The cry of the world today is for a Christian Church that becomes an “alternative story.”   A story of people celebrating the reality that empowerment isn’t what we build for ourselves or those like ourselves.   It is what we build for the strangers in our midst, what we do to include the outsiders.   The power to understand others, to empathize, to feel with them in their own struggles, and in so doing to gain a new understanding of ourselves.   The power to make ourselves understood in that new way will birth an “alternative story” much like we see in the story of Acts 2.  A story of the God who empowered not self but others, not those who were the same but those who were different.  A new communion and communication where by becoming "them" we become the greater "us."

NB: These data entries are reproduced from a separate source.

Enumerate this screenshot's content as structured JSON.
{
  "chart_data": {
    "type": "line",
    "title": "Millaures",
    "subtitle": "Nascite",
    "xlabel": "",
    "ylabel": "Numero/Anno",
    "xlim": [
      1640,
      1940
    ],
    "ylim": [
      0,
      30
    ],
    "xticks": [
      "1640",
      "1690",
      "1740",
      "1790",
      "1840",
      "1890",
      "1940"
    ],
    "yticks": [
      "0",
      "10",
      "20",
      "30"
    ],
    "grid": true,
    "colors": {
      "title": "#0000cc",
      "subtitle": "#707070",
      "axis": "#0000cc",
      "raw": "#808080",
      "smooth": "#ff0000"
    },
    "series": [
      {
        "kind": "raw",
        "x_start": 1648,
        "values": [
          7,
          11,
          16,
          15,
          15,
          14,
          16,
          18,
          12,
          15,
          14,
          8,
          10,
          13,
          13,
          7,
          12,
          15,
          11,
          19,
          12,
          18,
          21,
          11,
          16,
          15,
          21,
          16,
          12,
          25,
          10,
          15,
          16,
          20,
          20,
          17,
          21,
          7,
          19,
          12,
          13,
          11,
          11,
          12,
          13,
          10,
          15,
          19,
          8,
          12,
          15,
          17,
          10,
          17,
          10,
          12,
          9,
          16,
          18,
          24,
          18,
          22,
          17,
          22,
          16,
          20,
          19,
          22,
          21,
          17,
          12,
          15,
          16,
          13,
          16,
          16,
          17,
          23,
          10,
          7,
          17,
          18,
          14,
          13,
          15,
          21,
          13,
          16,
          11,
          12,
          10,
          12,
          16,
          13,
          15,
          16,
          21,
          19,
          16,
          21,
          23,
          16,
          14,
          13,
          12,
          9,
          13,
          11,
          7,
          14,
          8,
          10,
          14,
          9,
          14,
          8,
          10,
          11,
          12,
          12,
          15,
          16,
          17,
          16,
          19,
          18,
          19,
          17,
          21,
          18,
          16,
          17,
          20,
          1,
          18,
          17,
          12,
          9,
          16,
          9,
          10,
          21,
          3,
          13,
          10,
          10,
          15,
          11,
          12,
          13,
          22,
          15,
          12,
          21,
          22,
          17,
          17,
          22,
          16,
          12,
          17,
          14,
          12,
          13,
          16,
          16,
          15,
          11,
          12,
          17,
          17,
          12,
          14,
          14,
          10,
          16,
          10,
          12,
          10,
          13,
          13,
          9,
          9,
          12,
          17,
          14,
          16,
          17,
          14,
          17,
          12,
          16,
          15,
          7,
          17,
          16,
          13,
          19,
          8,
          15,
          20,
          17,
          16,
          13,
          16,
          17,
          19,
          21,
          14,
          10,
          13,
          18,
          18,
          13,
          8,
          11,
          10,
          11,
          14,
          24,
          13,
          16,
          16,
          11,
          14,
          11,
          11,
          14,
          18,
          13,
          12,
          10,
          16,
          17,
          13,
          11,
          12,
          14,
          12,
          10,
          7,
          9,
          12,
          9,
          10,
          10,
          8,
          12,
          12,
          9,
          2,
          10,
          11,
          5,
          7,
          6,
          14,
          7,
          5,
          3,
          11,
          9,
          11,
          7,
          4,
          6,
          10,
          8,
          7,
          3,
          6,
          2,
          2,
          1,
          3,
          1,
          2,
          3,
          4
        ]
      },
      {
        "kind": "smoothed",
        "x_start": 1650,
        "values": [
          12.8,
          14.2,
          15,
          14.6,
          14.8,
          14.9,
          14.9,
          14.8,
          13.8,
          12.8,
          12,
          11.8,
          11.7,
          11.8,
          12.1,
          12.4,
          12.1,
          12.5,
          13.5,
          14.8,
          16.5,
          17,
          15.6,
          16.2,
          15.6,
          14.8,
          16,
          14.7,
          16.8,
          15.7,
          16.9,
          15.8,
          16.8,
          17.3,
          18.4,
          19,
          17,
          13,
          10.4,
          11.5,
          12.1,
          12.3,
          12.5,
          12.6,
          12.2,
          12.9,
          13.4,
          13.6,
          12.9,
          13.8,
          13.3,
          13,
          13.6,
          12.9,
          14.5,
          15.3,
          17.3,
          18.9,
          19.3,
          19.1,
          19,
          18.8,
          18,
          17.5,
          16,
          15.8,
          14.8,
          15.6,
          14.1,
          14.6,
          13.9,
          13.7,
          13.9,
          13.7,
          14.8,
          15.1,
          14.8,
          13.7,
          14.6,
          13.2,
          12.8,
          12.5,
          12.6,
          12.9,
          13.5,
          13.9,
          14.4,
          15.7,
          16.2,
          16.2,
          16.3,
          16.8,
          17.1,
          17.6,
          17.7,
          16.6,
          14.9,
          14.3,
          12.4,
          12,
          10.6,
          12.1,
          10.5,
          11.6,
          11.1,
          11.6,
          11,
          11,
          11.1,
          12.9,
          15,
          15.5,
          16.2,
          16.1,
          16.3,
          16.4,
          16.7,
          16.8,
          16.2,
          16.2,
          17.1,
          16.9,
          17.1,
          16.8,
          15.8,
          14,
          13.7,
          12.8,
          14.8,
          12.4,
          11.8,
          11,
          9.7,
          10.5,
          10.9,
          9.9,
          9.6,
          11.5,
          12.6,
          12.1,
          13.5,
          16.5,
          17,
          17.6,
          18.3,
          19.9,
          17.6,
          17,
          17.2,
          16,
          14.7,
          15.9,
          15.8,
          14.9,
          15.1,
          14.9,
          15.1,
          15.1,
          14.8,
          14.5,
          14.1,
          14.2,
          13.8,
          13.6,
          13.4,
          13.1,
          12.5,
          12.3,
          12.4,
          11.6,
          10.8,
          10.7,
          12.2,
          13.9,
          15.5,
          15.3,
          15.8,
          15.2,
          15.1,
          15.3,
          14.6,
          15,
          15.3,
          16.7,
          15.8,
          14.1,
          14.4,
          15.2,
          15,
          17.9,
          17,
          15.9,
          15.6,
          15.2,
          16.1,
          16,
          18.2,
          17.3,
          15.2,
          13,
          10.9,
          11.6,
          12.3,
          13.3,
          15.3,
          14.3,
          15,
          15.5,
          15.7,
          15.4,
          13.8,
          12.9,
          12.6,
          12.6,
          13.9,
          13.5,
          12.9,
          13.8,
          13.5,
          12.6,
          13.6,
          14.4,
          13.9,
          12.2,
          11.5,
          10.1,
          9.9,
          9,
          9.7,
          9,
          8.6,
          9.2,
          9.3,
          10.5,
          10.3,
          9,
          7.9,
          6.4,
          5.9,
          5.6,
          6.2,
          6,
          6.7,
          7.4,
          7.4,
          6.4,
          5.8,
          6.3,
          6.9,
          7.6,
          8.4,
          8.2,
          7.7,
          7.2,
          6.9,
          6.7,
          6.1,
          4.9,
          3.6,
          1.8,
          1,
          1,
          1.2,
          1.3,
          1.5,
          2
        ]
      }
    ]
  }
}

So long as the Christian Church is building a tower for “us vs. them,” the problem story will continue to be told as if from Genesis 11.   When will we finally come back to Acts 2 and realize we are all “them” and therefore all “us”?  When will we learn that making ourselves understood by other people only happens when we first understand other people?    

 

When the Christian Church gains empowerment by giving away our power to the powerless, which is the way of the Cross……the way of Jesus the Christ, then we will again have a good news “alternative story” to tell.   The world will come together to celebrate.  The dead Church will rise again.  And the winds and flames of Pentecost will again spring forth in abundance.